D'un geste très oriental, Hossein Soleimani pause
soigneusement son briquet sur le paquet de cigarettes avant de
désigner le bout de table où Guimard est assis.
"- En voilà un qui pourrait être le paradigme de ce que
nous sommes : deux ou trois manuscrits en attente, des
ressources économiques aussi incertaines que mystérieuses, un zeste
d'hypocondrie et un désir de révolte qui se cantonne au rythme de
son clavier. Le tout, enveloppé dans un désespoir lui-même en
lambeaux à force d'avoir été ressassé. Sentez-vous du talent chez
cet homme ? J'ai lu son manuscrit. Cela s'appelle Les
frontières du nord. Je ne sais qu'en dire.
Je suis un peu gris mais je vais risquer un jugement : il a du
talent, un talent des marges, un talent qui promet sans jamais se
commettre avec certaines formes du réel. Regardez-le pointer son
index vers la petite Paulet : il y a de la hargne chaque fois qu'il
veut s'expliquer, ne serait-ce que pour défendre ses goûts en
matière de vin. C'est la hargne du réprouvé. Est-il original ?

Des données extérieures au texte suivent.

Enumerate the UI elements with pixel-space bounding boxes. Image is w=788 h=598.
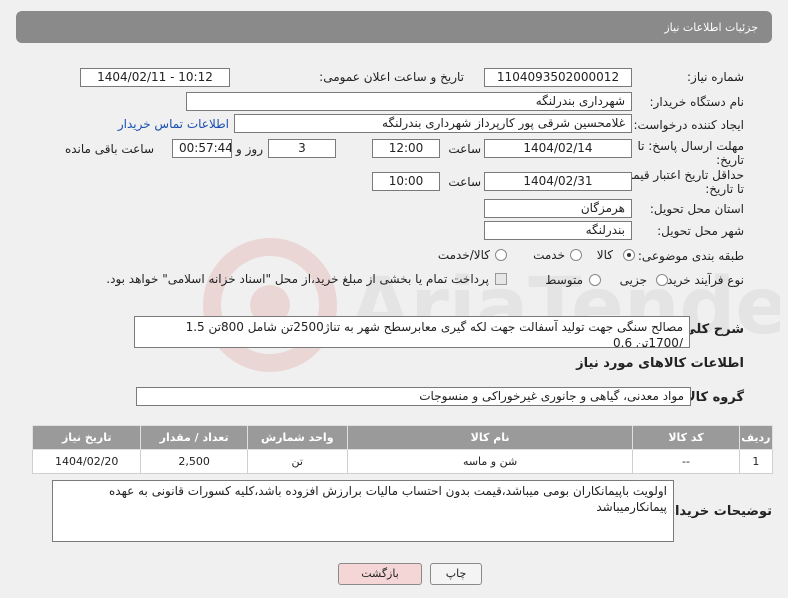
cell-unit: تن [246, 449, 348, 474]
announce-field[interactable]: 1404/02/11 - 10:12 [80, 68, 230, 87]
page: جزئیات اطلاعات نیاز AriaTender.net شماره… [0, 0, 788, 598]
description-textarea[interactable]: مصالح سنگی جهت تولید آسفالت جهت لکه گیری… [134, 316, 690, 348]
goods-table-header: ردیف کد کالا نام کالا واحد شمارش تعداد /… [31, 425, 774, 450]
category-option-goods: کالا [596, 248, 613, 262]
cell-name: شن و ماسه [346, 449, 634, 474]
cell-row: 1 [738, 449, 774, 474]
print-button[interactable]: چاپ [430, 563, 482, 585]
goods-table: ردیف کد کالا نام کالا واحد شمارش تعداد /… [31, 425, 774, 474]
validity-time-label: ساعت [448, 175, 481, 189]
treasury-payment-checkbox[interactable] [495, 273, 507, 285]
category-radio-service[interactable] [570, 249, 582, 261]
deadline-label: مهلت ارسال پاسخ: تا [637, 139, 744, 153]
page-title: جزئیات اطلاعات نیاز [16, 11, 772, 43]
treasury-payment-note: پرداخت تمام یا بخشی از مبلغ خرید،از محل … [106, 272, 489, 286]
deadline-time-label: ساعت [448, 142, 481, 156]
back-button[interactable]: بازگشت [338, 563, 422, 585]
buyer-org-label: نام دستگاه خریدار: [649, 95, 745, 109]
category-option-both: کالا/خدمت [437, 248, 490, 262]
goods-group-field[interactable]: مواد معدنی، گیاهی و جانوری غیرخوراکی و م… [136, 387, 691, 406]
buyer-notes-label: توضیحات خریدار: [662, 504, 772, 519]
province-field[interactable]: هرمزگان [484, 199, 632, 218]
category-option-service: خدمت [533, 248, 565, 262]
table-row[interactable]: 1 -- شن و ماسه تن 2,500 1404/02/20 [31, 449, 774, 474]
creator-field[interactable]: غلامحسین شرقی پور کارپرداز شهرداری بندرل… [234, 114, 632, 133]
cell-code: -- [632, 449, 740, 474]
validity-date-field[interactable]: 1404/02/31 [484, 172, 632, 191]
creator-label: ایجاد کننده درخواست: [633, 118, 744, 132]
deadline-time-field[interactable]: 12:00 [372, 139, 440, 158]
col-date: تاریخ نیاز [31, 425, 142, 450]
announce-label: تاریخ و ساعت اعلان عمومی: [319, 70, 464, 84]
cell-qty: 2,500 [140, 449, 248, 474]
col-unit: واحد شمارش [246, 425, 348, 450]
days-label: روز و [236, 142, 263, 156]
remaining-label: ساعت باقی مانده [64, 142, 154, 156]
category-radio-goods[interactable] [623, 249, 635, 261]
deadline-date-field[interactable]: 1404/02/14 [484, 139, 632, 158]
city-field[interactable]: بندرلنگه [484, 221, 632, 240]
process-radio-minor[interactable] [656, 274, 668, 286]
process-label: نوع فرآیند خرید : [659, 273, 744, 287]
col-qty: تعداد / مقدار [140, 425, 248, 450]
days-field[interactable]: 3 [268, 139, 336, 158]
deadline-label-date: تاریخ: [716, 153, 744, 167]
validity-label-date: تا تاریخ: [705, 182, 744, 196]
goods-section-title: اطلاعات کالاهای مورد نیاز [576, 356, 744, 371]
validity-time-field[interactable]: 10:00 [372, 172, 440, 191]
process-option-medium: متوسط [545, 273, 583, 287]
need-number-field[interactable]: 1104093502000012 [484, 68, 632, 87]
process-option-minor: جزیی [619, 273, 647, 287]
col-name: نام کالا [346, 425, 634, 450]
col-row: ردیف [738, 425, 774, 450]
buyer-org-field[interactable]: شهرداری بندرلنگه [186, 92, 632, 111]
process-radio-medium[interactable] [589, 274, 601, 286]
category-radio-both[interactable] [495, 249, 507, 261]
category-label: طبقه بندی موضوعی: [637, 249, 744, 263]
buyer-notes-textarea[interactable]: اولویت باپیمانکاران بومی میباشد،قیمت بدو… [52, 480, 674, 542]
city-label: شهر محل تحویل: [657, 224, 744, 238]
validity-label: حداقل تاریخ اعتبار قیمت: [617, 168, 744, 182]
need-number-label: شماره نیاز: [687, 70, 744, 84]
province-label: استان محل تحویل: [649, 202, 744, 216]
contact-info-link[interactable]: اطلاعات تماس خریدار [118, 117, 229, 131]
remaining-time-field[interactable]: 00:57:44 [172, 139, 232, 158]
cell-date: 1404/02/20 [31, 449, 142, 474]
col-code: کد کالا [632, 425, 740, 450]
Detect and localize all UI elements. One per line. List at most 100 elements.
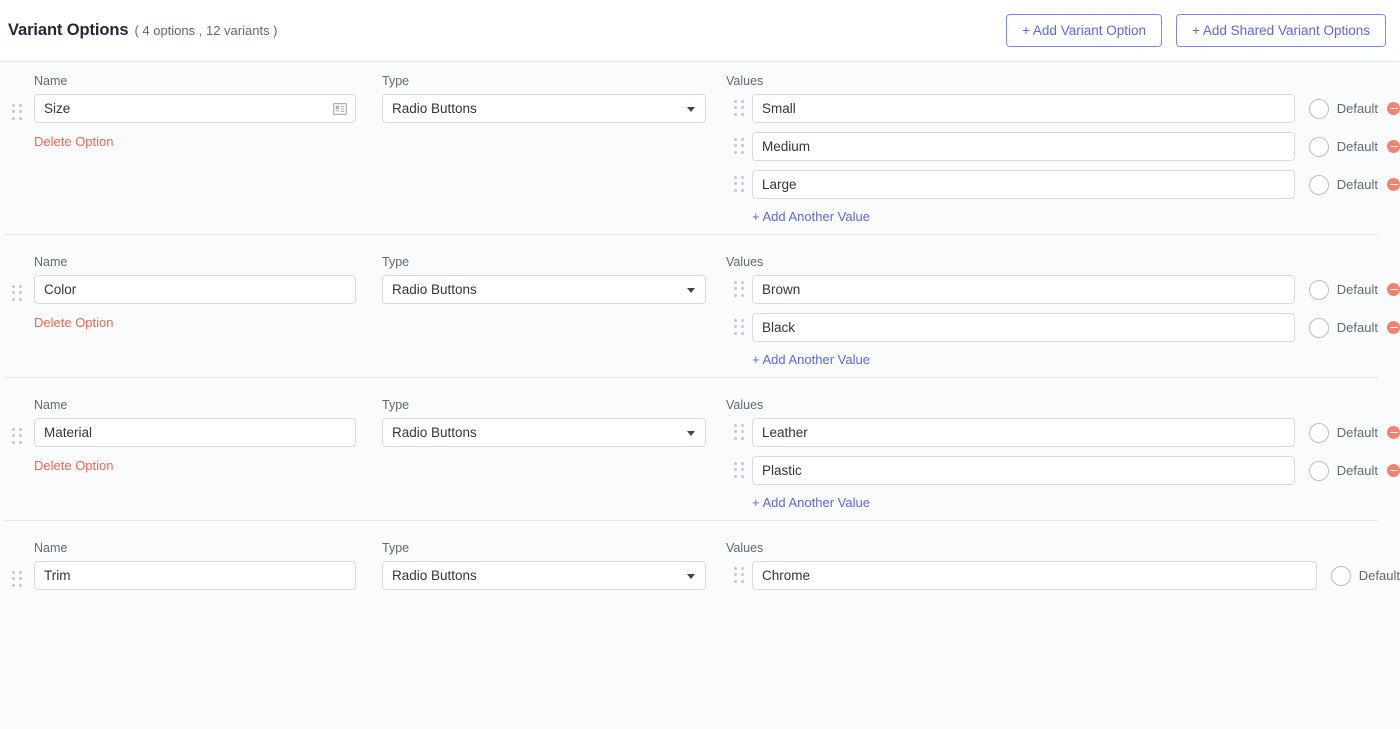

Sommes-nous originaux ? Si oui, nous possédons cette
originalité qu'arborent les écrivains inconnus : une morale
qui voudrait se tenir en dehors de l'hypocrisie. Remarquez, je me
demande si cette morale là ne constituerait pas elle-aussi un
créneau. Il y a une telle demande... Ceci dit, regardez ses mains,
sa façon de boire son verre de vin, cette bedaine, ce regard vif.
C'est un animal à sang chaud. Un viveur un peu forcé qui jugule ses
peurs sur l'écran de son ordinateur. Qu'est-ce que l'écriture pour
lui ? Pour nous ? Une adhésion sincère au pouvoir de
l'encre ? Allez savoir... Je ne sais plus qui disait que malgré
la jungle des câbles, la forêt des antennes et des paraboles, il
faut continuer à écrire dans l'espoir qu'au milieu de ce bordel
quelqu'un nous lira. Une mystique ? Une solution de repli face à
ce que nous prenons dans les dents ? Une lâcheté qui se dissimule
derrière des imprécations ? J'aime bien le regarder : il boit
comme s'il ne devait plus jamais boire. Il y a quelque chose du noyé
chez Guimard. Il faut dire que je vois des noyés partout en ce
moment, des femmes et des hommes submergés par l'absence de
solution. Pourtant, je dois l'admettre, nous bougeons encore. Nous
respirons. Nous racontons des histoires. Nous noircissons carnets et
écrans à la recherche de je ne sais quoi. La vérité ? Comme
vous, ce genre de mot me donne des aigreurs d'estomac. Je me sens
toujours assez petit garçon quand quelqu'un les ramène sur la
table. Soyons plus modestes. Je parierais que nous cherchons surtout
un lecteur attentif. Quelqu'un qui mêlera ses erreurs aux nôtres
pour que nous puissions donner un sens aux mots que nous avons empilé
là. L'intégrité ? Regardez Guimard, il est amoureux d'Ampus, cela
crève les yeux tout autant que le poids qu'il a perdu depuis qu'il
la connaît. Il fait un régime, je vous l'assure ! Pourtant, je
suis certain qu'il cèderait aux sirènes d'un autre éditeur si
celles-ci venaient lui chanter les mirages d'une publication plus
élargie. Et alors là, l'amour... Il ne resterait de son élan que
l'encens qu'il n'aurait pas eu le temps de brûler."